Ihwal agenda pajak internasional, Sri Mulyani menyatakan, pembahasan agenda itu dalam presidensi G20 Indonesia meliputi banyak aspek. Beberapa isu bersifat melanjutkan proses yang telah berjalan, seperti implementasi rencana aksi Base Erosion and Profit Shifting (BEPS).
BEPS adalah praktik mengalihkan keuntungan perusahaan ke negara lain yang memiliki tarif pajak rendah. Sementara beberapa isu lain bersifat baru, seperti pajak dan kesetaraan gender, pajak lingkungan, serta pajak dan pembangunan.
Tidak hanya manfaat tidak langsung berupa perubahan kebijakan keuangan global, Indonesia sebagai tuan rumah G20 juga akan menerima manfaat langsung secara ekonomi maupun sosial budaya.
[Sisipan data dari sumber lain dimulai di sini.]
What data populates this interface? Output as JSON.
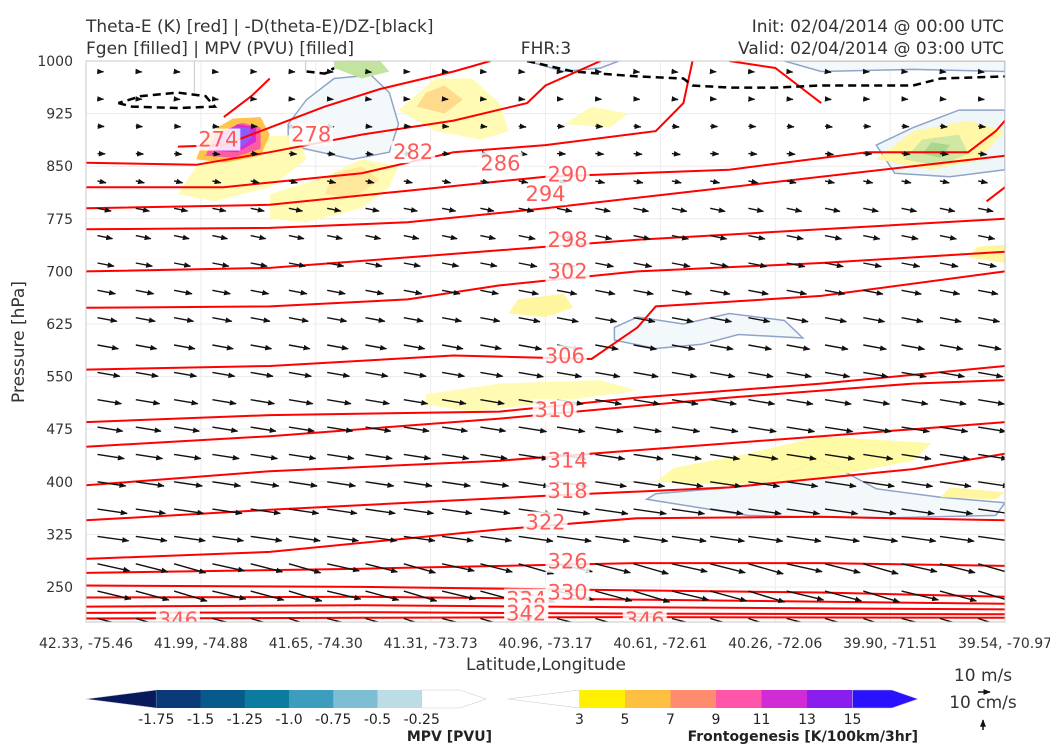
{
  "header": {
    "title_left_1": "Theta-E (K) [red] | -D(theta-E)/DZ-[black]",
    "title_left_2": "Fgen [filled] | MPV (PVU) [filled]",
    "fhr": "FHR:3",
    "init": "Init: 02/04/2014 @ 00:00 UTC",
    "valid": "Valid: 02/04/2014 @ 03:00 UTC"
  },
  "chart_data": {
    "type": "cross-section",
    "title": "Theta-E (K) [red] | -D(theta-E)/DZ-[black] / Fgen [filled] | MPV (PVU) [filled]",
    "xlabel": "Latitude,Longitude",
    "ylabel": "Pressure [hPa]",
    "x_ticks": [
      "42.33, -75.46",
      "41.99, -74.88",
      "41.65, -74.30",
      "41.31, -73.73",
      "40.96, -73.17",
      "40.61, -72.61",
      "40.26, -72.06",
      "39.90, -71.51",
      "39.54, -70.97"
    ],
    "y_ticks": [
      250,
      325,
      400,
      475,
      550,
      625,
      700,
      775,
      850,
      925,
      1000
    ],
    "ylim": [
      1000,
      200
    ],
    "grid": true,
    "theta_e_contours": {
      "color": "#ff0000",
      "labels": [
        278,
        282,
        286,
        290,
        294,
        298,
        302,
        306,
        310,
        314,
        318,
        322,
        326,
        330,
        334,
        338,
        342,
        346
      ],
      "printed_labels": [
        {
          "value": "274",
          "x": 0.144,
          "p": 888
        },
        {
          "value": "278",
          "x": 0.245,
          "p": 895
        },
        {
          "value": "282",
          "x": 0.356,
          "p": 870
        },
        {
          "value": "286",
          "x": 0.451,
          "p": 854
        },
        {
          "value": "290",
          "x": 0.524,
          "p": 838
        },
        {
          "value": "294",
          "x": 0.5,
          "p": 810
        },
        {
          "value": "298",
          "x": 0.524,
          "p": 745
        },
        {
          "value": "302",
          "x": 0.524,
          "p": 700
        },
        {
          "value": "306",
          "x": 0.521,
          "p": 579
        },
        {
          "value": "310",
          "x": 0.51,
          "p": 502
        },
        {
          "value": "314",
          "x": 0.524,
          "p": 430
        },
        {
          "value": "318",
          "x": 0.524,
          "p": 387
        },
        {
          "value": "322",
          "x": 0.5,
          "p": 342
        },
        {
          "value": "326",
          "x": 0.524,
          "p": 286
        },
        {
          "value": "330",
          "x": 0.524,
          "p": 242
        },
        {
          "value": "334",
          "x": 0.479,
          "p": 232
        },
        {
          "value": "338",
          "x": 0.479,
          "p": 222
        },
        {
          "value": "342",
          "x": 0.479,
          "p": 212
        },
        {
          "value": "346",
          "x": 0.1,
          "p": 203
        },
        {
          "value": "346",
          "x": 0.608,
          "p": 203
        }
      ]
    },
    "wind_vectors": {
      "reference_horizontal": "10 m/s",
      "reference_vertical": "10 cm/s"
    },
    "colorbar_mpv": {
      "label": "MPV [PVU]",
      "ticks": [
        "-1.75",
        "-1.5",
        "-1.25",
        "-1.0",
        "-0.75",
        "-0.5",
        "-0.25"
      ],
      "colors": [
        "#061a5c",
        "#0a3978",
        "#075a8a",
        "#0b7ba0",
        "#3d9dbe",
        "#7dbed3",
        "#bcdde6",
        "#ffffff"
      ]
    },
    "colorbar_fgen": {
      "label": "Frontogenesis [K/100km/3hr]",
      "ticks": [
        "3",
        "5",
        "7",
        "9",
        "11",
        "13",
        "15"
      ],
      "colors": [
        "#ffffff",
        "#fff100",
        "#ffbf40",
        "#ff8c6e",
        "#ff55a8",
        "#d12bd6",
        "#8a1eee",
        "#2a12ff"
      ]
    }
  },
  "colors": {
    "theta_e": "#ff0000",
    "label": "#ff5a5a",
    "vectors": "#111111",
    "dashed": "#000000",
    "mpv_outline": "#8fa4c8"
  }
}
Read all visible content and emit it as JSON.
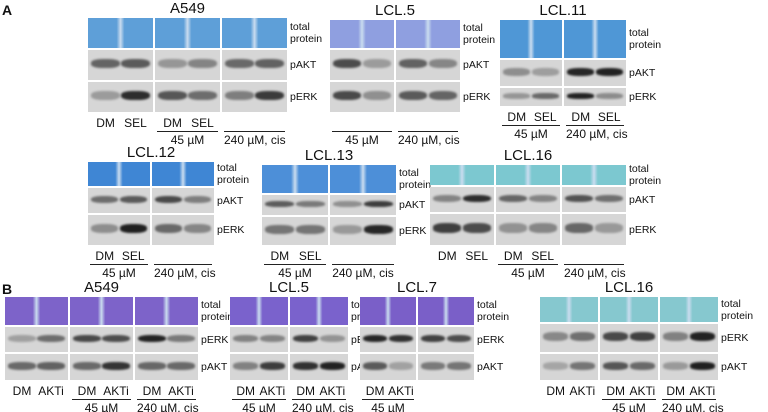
{
  "panels": [
    {
      "label": "A",
      "blots": [
        {
          "title": "A549",
          "rows": [
            "total protein",
            "pAKT",
            "pERK"
          ],
          "segments": [
            {
              "lanes": [
                "DM",
                "SEL"
              ]
            },
            {
              "lanes": [
                "DM",
                "SEL"
              ],
              "group": "45 µM"
            },
            {
              "group": "240 µM, cis"
            }
          ]
        },
        {
          "title": "LCL.5",
          "rows": [
            "total protein",
            "pAKT",
            "pERK"
          ],
          "segments": [
            {
              "group": "45 µM"
            },
            {
              "group": "240 µM, cis"
            }
          ]
        },
        {
          "title": "LCL.11",
          "rows": [
            "total protein",
            "pAKT",
            "pERK"
          ],
          "segments": [
            {
              "lanes": [
                "DM",
                "SEL"
              ],
              "group": "45 µM"
            },
            {
              "lanes": [
                "DM",
                "SEL"
              ],
              "group": "240 µM, cis"
            }
          ]
        },
        {
          "title": "LCL.12",
          "rows": [
            "total protein",
            "pAKT",
            "pERK"
          ],
          "segments": [
            {
              "lanes": [
                "DM",
                "SEL"
              ],
              "group": "45 µM"
            },
            {
              "group": "240 µM, cis"
            }
          ]
        },
        {
          "title": "LCL.13",
          "rows": [
            "total protein",
            "pAKT",
            "pERK"
          ],
          "segments": [
            {
              "lanes": [
                "DM",
                "SEL"
              ],
              "group": "45 µM"
            },
            {
              "group": "240 µM, cis"
            }
          ]
        },
        {
          "title": "LCL.16",
          "rows": [
            "total protein",
            "pAKT",
            "pERK"
          ],
          "segments": [
            {
              "lanes": [
                "DM",
                "SEL"
              ]
            },
            {
              "lanes": [
                "DM",
                "SEL"
              ],
              "group": "45 µM"
            },
            {
              "group": "240 µM, cis"
            }
          ]
        }
      ]
    },
    {
      "label": "B",
      "blots": [
        {
          "title": "A549",
          "rows": [
            "total protein",
            "pERK",
            "pAKT"
          ],
          "segments": [
            {
              "lanes": [
                "DM",
                "AKTi"
              ]
            },
            {
              "lanes": [
                "DM",
                "AKTi"
              ],
              "group": "45 µM"
            },
            {
              "lanes": [
                "DM",
                "AKTi"
              ],
              "group": "240 µM, cis"
            }
          ]
        },
        {
          "title": "LCL.5",
          "rows": [
            "total protein",
            "pERK",
            "pAKT"
          ],
          "segments": [
            {
              "lanes": [
                "DM",
                "AKTi"
              ],
              "group": "45 µM"
            },
            {
              "lanes": [
                "DM",
                "AKTi"
              ],
              "group": "240 µM, cis"
            }
          ]
        },
        {
          "title": "LCL.7",
          "rows": [
            "total protein",
            "pERK",
            "pAKT"
          ],
          "segments": [
            {
              "lanes": [
                "DM",
                "AKTi"
              ],
              "group": "45 µM"
            },
            {}
          ]
        },
        {
          "title": "LCL.16",
          "rows": [
            "total protein",
            "pERK",
            "pAKT"
          ],
          "segments": [
            {
              "lanes": [
                "DM",
                "AKTi"
              ]
            },
            {
              "lanes": [
                "DM",
                "AKTi"
              ],
              "group": "45 µM"
            },
            {
              "lanes": [
                "DM",
                "AKTi"
              ],
              "group": "240 µM, cis"
            }
          ]
        }
      ]
    }
  ]
}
Menurut Kepala Biro Komunikasi, Layanan Informasi, dan Persidangan, Kementerian Koordinator Bidang Perekonomian Haryo Limanseto, rangkaian pertemuan G20 akan meningkatkan konsumsi domestik sebesar Rp 1,7 triliun; menambah produk domestik bruto nasional Rp 7,4 triliun; melibatkan UMKM, dan menyerap tenaga kerja sebanyak 33 ribu orang.
Manfaat penting berikutnya dari Presidensi G20 bagi Indonesia adalah peningkatan citra positif dan kebanggaan di dunia internasional. “Dalam jangka panjang, branding Indonesia akan meningkatkan kepercayaan dari negara-negara lain.” Ia juga meyakini Presidensi G20 dapat menambah wawasan masyarakat, khususnya generasi muda.
Dia mengimbuhkan, manfaat langsung G20 juga akan dirasakan pada Jalur Sherpa (Sherpa Track). Banyak agenda pada jalur pembahasan itu yang berfokus langsung ke masyarakat, seperti digitalisasi UMKM, peningkatan keterampilan UMKM, maupun pembiayaan ultra mikro. “Dengan demikian, hasil dari forum ini dipastikan memberikan dampak yang bisa dirasakan masyarakat.”